Q.12. ‘Porter’s framework is not an automatic formula for strategic choice. It is an analytical approach, a framework a device for narrowing the search, in industry analysis’. Identify the data categories for ‘industry analysis’ recommended by Porter.

Ans.: Data Categories for Industry Analysis:

In his book ‘Competitive Strategy: Techniques for analysing industries and competitors’, Porter laid out the vast majority of really significant forces with which the managers should be concerned in formulating their competitive strategies. These not only act as a frame of reference for managers but a check-list by means of which strategies can be identified, and once the strategies are identified, the list can serve as a basis for suitability of a particular strategy.

After assessing the forces operating in an industry, the strategist is in a position to protect the company from hostile environmental forces or to take advantage of them, whichever is most appropriate. Such a study, when carefully done, opens up all sorts of possibilities from which the strategist must choose.

According to him, the critical data to be collected in relation to industry analysis are tabulated below:

1. Product lines

2. Buyers and their behaviour

3. Complementary products

4. Substitute products

5. Growth: Rate/Pattern (seasonal, cyclical)/Determinants

6. Technology of production and distribution: Cost structure/Economies of scale/Labour/ Value added/Logistics.

7. Marketing and Selling: Market segmentation/Marketing practices

8. Suppliers

9. Distribution channels (if indirect)

10. Innovation: Types/Sources/Economies of scale/Rate

11. Competitors: Strategy/Goals/Strengths and weaknesses/Assumptions

12. Social, political, and legal environment

13. Macro-economic environment.

Q.13. What are the various factors having strategic implications?

Ans. Corporate appraisal of long- established management procedures covering various functional elements, when undertaken by conscientious managers, provides a host of factors of strategic importance—some of them are strong points which are needed to be properly exploited to a firm’s advantage and some are weak ones needing rectification.

This exercise, according to Denning, leads to formulation of a ‘capability profile’ for each of a firm’s activities. This relates a firm’s particular strengths and weaknesses to the businesses it is in, thus providing a basic guide for further action through strategy identification and implementation for the ultimate goal of business success.

However, a hypothetical list is given below:

Factors and Strategic Implications


Q.14. What do you understand by corporate capability profile?

Ans. Corporate capability profile refers to the state of present position obtained after due assessment and evaluation of corporate strengths and weaknesses. According to Denning, a capability profile of a firm for each of its activities can be prepared by means of corporate appraisal.

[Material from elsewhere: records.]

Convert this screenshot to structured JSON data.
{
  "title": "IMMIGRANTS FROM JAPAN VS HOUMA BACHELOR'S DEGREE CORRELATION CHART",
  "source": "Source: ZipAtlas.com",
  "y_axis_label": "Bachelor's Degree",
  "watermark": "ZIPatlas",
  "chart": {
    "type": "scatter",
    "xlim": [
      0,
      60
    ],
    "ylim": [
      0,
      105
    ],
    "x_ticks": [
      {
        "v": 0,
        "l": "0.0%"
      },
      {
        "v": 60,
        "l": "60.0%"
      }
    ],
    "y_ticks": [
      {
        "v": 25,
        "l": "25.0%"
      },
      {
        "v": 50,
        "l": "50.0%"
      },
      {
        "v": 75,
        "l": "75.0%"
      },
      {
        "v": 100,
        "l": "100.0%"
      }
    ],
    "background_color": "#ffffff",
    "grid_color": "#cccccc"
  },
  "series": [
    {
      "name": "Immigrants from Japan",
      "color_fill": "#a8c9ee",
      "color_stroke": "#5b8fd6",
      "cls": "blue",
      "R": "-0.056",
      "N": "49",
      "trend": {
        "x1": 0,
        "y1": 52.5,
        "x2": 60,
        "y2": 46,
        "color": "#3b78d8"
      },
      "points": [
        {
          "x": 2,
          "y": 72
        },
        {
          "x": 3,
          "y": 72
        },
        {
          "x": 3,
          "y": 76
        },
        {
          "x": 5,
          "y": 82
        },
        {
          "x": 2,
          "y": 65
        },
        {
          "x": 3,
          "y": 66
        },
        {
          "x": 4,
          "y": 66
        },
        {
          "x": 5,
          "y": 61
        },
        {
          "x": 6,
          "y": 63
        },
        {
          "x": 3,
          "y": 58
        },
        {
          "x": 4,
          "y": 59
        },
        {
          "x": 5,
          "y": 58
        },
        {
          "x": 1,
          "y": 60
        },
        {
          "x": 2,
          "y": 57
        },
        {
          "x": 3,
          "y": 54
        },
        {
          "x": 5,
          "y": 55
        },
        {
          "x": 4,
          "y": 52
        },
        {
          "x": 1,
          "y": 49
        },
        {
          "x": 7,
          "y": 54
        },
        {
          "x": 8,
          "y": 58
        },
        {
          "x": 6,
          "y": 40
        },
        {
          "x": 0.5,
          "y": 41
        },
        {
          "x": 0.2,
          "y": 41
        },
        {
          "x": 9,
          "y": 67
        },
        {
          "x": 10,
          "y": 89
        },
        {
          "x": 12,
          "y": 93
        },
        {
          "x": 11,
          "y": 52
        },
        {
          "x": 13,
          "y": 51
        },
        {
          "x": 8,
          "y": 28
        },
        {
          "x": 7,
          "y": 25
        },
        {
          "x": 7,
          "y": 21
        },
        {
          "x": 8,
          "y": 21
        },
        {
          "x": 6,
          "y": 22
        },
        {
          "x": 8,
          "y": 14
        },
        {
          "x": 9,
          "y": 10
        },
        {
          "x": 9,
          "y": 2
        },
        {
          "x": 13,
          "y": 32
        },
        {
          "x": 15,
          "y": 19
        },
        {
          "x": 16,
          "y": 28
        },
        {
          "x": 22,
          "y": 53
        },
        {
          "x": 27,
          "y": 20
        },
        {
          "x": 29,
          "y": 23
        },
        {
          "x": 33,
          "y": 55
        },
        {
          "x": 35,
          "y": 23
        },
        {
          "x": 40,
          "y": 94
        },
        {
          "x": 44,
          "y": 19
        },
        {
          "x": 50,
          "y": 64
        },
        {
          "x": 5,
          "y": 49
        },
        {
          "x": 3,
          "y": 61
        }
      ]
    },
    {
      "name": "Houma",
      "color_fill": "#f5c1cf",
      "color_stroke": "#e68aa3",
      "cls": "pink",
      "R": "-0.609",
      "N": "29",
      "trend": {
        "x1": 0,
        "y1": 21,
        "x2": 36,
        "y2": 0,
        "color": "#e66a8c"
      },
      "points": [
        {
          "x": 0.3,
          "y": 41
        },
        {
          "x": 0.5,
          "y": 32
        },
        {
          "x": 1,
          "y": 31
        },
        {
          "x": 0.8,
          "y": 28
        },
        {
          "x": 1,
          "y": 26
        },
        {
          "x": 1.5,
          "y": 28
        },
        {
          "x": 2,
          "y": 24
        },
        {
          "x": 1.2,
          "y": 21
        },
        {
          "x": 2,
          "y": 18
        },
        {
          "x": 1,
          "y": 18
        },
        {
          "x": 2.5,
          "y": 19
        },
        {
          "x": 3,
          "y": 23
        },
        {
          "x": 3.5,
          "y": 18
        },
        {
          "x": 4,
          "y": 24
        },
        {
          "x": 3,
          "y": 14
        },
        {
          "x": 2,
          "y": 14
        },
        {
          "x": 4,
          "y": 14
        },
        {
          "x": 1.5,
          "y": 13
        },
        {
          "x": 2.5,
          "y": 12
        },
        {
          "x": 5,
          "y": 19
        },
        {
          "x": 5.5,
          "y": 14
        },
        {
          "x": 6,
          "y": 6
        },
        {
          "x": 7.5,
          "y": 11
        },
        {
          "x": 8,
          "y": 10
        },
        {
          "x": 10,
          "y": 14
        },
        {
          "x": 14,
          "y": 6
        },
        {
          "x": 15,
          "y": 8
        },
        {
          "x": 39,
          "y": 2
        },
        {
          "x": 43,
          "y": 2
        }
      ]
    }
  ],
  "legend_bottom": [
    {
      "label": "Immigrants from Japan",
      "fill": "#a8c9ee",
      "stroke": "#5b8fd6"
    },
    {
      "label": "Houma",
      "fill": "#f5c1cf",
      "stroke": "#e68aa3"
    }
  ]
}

This relates a company’s particular strengths and weaknesses to the businesses it is in, and thus, providing a basic guide for further action. For capability profile, strong and weak points should be identified where possible—using market research, internal opinion, and company results as the sources of data.

For example:

One company may be particularly effective in its customer service, another may be excellent at physical distribution. It may be possible for one company to utilise design skills more skilfully than its competitors. Another may have a particular or unique marketing flair.